Era una cosa vitale per la sua autodifesa, uccidere per non essere ucciso.
Durante la cena Ginevra sembrava guardarlo con un'aria strana, uno sguardo diverso dal solito, lui avrebbe detto uno sguardo di sospetto, indagatore.
Ma si era detto che fosse tutto frutto della sua fantasia, stava proiettando su sua moglie il suo disagio interiore.
Poi lei gli chiese: – Ho visto che l'altro giorno hai gettato nel bidone dei rifiuti quelle bottigliette col tuo digestivo d'erbe. Mi pare che ci tenessi molto. Come mai?
Lui finì di masticare il boccone della cotoletta impanata di suino che stavano mangiando, pulì la bocca col tovagliolo e prese un sorso della birra rossa che aveva nel bicchiere.
Poi con un tono neutro rispose: – Quel digestivo ho idea che contenesse un qualche ingrediente al quale sono allergico e mi provoca questi improvvisi colpi di sonno.
– Capisco – disse lei con un tono serio – Ma non hai pensato che questo disturbo dipenda da una narcolessia di tipo nervoso? Forse sei stressato e non te ne rendi conto.
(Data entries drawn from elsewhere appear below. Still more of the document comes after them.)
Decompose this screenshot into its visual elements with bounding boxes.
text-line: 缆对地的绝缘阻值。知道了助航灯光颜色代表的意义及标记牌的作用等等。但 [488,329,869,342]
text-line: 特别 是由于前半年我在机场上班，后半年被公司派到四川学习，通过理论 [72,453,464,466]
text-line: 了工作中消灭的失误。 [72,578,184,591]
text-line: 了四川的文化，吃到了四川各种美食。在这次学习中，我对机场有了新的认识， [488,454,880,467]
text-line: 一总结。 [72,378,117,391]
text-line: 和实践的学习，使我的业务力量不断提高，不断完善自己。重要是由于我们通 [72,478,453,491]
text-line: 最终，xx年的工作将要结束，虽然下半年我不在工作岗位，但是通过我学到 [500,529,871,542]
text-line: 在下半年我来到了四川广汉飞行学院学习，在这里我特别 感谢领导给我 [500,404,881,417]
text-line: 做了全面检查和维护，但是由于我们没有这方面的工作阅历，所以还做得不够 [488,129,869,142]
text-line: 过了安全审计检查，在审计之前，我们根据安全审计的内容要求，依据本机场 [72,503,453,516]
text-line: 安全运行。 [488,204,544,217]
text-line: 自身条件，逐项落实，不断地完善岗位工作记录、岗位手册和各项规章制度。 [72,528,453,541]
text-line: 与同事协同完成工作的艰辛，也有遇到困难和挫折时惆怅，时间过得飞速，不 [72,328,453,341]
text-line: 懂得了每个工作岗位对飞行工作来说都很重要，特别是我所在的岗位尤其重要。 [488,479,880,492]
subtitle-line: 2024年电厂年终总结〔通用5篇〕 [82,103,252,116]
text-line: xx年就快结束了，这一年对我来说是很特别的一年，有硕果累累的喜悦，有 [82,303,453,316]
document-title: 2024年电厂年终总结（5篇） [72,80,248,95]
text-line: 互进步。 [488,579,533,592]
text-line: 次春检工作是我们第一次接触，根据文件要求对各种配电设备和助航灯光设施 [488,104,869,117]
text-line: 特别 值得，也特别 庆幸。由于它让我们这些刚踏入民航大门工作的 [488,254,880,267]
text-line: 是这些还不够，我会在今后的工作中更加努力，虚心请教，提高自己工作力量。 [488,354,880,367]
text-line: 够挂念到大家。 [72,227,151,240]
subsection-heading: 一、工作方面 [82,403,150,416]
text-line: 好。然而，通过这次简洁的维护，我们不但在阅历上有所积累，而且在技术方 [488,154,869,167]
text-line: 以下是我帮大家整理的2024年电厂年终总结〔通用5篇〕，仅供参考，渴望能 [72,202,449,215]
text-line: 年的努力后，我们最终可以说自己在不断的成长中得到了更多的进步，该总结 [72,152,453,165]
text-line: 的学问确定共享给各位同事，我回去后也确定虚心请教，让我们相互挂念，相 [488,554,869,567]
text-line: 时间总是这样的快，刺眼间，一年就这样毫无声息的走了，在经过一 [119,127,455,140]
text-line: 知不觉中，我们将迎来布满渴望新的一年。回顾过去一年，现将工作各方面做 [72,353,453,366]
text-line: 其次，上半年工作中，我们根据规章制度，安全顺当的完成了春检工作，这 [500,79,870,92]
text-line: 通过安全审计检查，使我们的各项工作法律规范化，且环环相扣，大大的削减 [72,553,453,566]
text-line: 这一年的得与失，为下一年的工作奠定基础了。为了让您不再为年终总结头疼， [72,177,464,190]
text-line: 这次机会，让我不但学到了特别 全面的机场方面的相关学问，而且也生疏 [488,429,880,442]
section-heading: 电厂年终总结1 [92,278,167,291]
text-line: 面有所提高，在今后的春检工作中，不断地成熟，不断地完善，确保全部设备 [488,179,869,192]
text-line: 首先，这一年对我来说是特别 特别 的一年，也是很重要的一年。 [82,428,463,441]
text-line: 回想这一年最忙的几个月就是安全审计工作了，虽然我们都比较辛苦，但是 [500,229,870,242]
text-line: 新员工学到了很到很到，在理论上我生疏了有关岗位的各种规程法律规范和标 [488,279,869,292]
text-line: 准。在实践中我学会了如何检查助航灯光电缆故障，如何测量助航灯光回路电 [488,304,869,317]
Dovresti consultare il medico.
Lui avrebbe voluto riderle in faccia, ma si trattenne con uno sforzo di autocontrollo.
Che straordinaria commediante aveva sposato, la sgualdrina conosceva bene il motivo di quei suoi sonni, ma con quale disinvolto cinismo si mostrava interessata al suo benessere psicologico: degna di un Oscar per l'interpretazione.
Avesse seguito l'impulso del momento si sarebbe alzato e l'avrebbe ribaltata con tutta la sedia con un ceffone violento.
Ma preferì consumare in silenzio la birra che restava nel bicchiere.
– No, non credo sia una cosa da stress – aggiunse – Ho idea che si tratti di qualche componente dell'amaro. Sto già studiando una nuova ricetta, proverò con una nuova serie di erbe.
Le sorrise guardandola negli occhi, lei sostenne lo sguardo, indifferente, mostrando un'espressione impenetrabile simile a una sfinge.